Minimalist ML framework for Rust

Apache License 2.0

15.72k stars 943 forks source link

How to load LoRA adapter along with the GGUF model? #2226

Open niranjanakella opened 5 months ago

niranjanakella commented 5 months ago

Hello all,

I have recently managed to convert the flan-t5 base model to GGUF #2215 . But I also have multiple LoRA adapters trained for different tasks.

@EricLBuehler @LaurentMazare So I wish to know if there is a way to also load single/multiple LoRA adapters along with the GGUF model. I am currently running an inference using the following command:

cargo run --example quantized-t5 --release  -- --weight-file "flant5large_f16.gguf" \
--config-file "flan-t5-large/config.json" \
--prompt "Make this text coherent: Their flight is weak. They run quickly through the tree canopy."

But I have the adapter as (adapter_model.bin and adapter_config.json), which I would like load along with this model Without Weight Merging.

EricLBuehler commented 5 months ago

Hi @niranjanakella!

Candle does not support LoRA adapters. Additionally, neither will candle-lora, since you have adapter_model.bin and adapter_config.json, which probably means you trained with PEFT? Mistral.rs supports LoRA adapters from PEFT though, and you can run them on a GGUF model (we don't have a T5 model yet, but I can add that soon if you are interested). It will merge the weights into the base model at runtime to optimize performance and because training is not expected. Is there a reason why you do not want to use weight merging?

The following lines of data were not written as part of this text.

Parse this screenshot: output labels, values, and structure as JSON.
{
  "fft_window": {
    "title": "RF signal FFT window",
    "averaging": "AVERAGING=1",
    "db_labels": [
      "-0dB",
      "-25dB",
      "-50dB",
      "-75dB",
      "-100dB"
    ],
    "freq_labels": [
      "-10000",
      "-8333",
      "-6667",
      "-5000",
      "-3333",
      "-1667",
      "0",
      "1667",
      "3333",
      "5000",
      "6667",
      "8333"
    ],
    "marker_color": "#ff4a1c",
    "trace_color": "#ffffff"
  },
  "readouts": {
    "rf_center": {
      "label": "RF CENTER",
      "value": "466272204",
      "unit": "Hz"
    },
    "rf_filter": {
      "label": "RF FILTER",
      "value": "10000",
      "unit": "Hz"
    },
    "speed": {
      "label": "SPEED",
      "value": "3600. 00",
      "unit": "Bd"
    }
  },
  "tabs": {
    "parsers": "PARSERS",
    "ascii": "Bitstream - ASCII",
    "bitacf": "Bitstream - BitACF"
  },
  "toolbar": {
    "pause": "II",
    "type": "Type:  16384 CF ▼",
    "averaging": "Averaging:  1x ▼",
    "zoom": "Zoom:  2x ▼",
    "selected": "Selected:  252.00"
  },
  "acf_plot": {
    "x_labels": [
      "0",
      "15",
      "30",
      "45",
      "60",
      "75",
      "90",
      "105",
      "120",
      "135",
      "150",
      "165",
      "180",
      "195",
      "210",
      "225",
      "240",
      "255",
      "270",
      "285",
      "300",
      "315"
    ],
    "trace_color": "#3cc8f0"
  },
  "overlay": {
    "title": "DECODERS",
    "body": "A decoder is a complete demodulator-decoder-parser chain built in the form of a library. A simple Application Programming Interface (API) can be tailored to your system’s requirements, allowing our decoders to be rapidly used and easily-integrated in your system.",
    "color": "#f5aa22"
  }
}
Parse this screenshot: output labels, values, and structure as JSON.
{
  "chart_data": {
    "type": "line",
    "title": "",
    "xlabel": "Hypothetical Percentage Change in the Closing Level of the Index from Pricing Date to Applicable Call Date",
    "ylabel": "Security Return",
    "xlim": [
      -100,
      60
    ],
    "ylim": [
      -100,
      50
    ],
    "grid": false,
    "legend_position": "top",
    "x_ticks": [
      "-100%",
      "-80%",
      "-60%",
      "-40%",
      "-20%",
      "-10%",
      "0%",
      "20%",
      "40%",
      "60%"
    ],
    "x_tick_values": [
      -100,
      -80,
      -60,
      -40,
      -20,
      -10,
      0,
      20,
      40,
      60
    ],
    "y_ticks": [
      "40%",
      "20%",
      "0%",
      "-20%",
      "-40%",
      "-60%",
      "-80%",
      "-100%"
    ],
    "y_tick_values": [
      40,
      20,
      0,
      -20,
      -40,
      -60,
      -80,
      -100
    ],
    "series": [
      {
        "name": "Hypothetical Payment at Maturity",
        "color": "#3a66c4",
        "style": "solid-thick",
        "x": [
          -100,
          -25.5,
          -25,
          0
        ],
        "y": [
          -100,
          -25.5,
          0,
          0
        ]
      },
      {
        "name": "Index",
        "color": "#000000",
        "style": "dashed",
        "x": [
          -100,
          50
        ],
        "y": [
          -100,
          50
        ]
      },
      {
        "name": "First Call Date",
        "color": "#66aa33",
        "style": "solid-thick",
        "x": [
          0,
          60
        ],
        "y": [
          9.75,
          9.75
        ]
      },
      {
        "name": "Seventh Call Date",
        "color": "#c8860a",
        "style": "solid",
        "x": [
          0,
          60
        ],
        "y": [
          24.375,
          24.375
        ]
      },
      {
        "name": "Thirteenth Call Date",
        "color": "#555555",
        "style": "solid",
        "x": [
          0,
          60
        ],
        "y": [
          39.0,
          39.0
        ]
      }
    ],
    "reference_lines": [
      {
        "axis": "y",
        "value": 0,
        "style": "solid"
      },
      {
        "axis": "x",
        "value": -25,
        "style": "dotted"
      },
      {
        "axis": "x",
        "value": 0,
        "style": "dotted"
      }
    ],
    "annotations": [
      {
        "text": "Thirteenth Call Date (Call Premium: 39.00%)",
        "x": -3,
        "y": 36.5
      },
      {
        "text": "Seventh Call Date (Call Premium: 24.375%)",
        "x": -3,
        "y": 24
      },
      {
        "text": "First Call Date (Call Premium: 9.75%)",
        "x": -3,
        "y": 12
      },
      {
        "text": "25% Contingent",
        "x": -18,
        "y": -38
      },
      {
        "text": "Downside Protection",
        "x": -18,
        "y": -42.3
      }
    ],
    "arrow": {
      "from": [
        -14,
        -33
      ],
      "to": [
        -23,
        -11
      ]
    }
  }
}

niranjanakella commented 5 months ago

@EricLBuehler Yes exactly!! I have trained using PEFT and I want the adapter to be loaded alongside the GGUF model at runtime. Support for the T5 model is highly required and appreciated and I am planning to build major applications with T5. So please do let me know how soon can we expect the support for T5 in mistral.rs.

EricLBuehler commented 5 months ago

@niranjanakella I can add it over the weekend. Can you please open an issue on mistral.rs as this is non-Candle discussion? Thanks!

EricLBuehler commented 4 months ago

@niranjanakella, would a T5 GGUF model be the best option?

niranjanakella commented 4 months ago

@EricLBuehler Yes T5 architecture would be best for most downstream encoder-decoder tasks given the fact that flan version of the model is widely used across the industry. Sure I shall open an issue for the support of T5 architecture in mistral.rs. Awesome.

niranjanakella commented 4 months ago

@EricLBuehler I have opened "# 384" in mistral.rs that relates to the integration of T5 architecture type. And BTW, T5 is a Seq2Seq Language model, it doesn't fall under embedding models.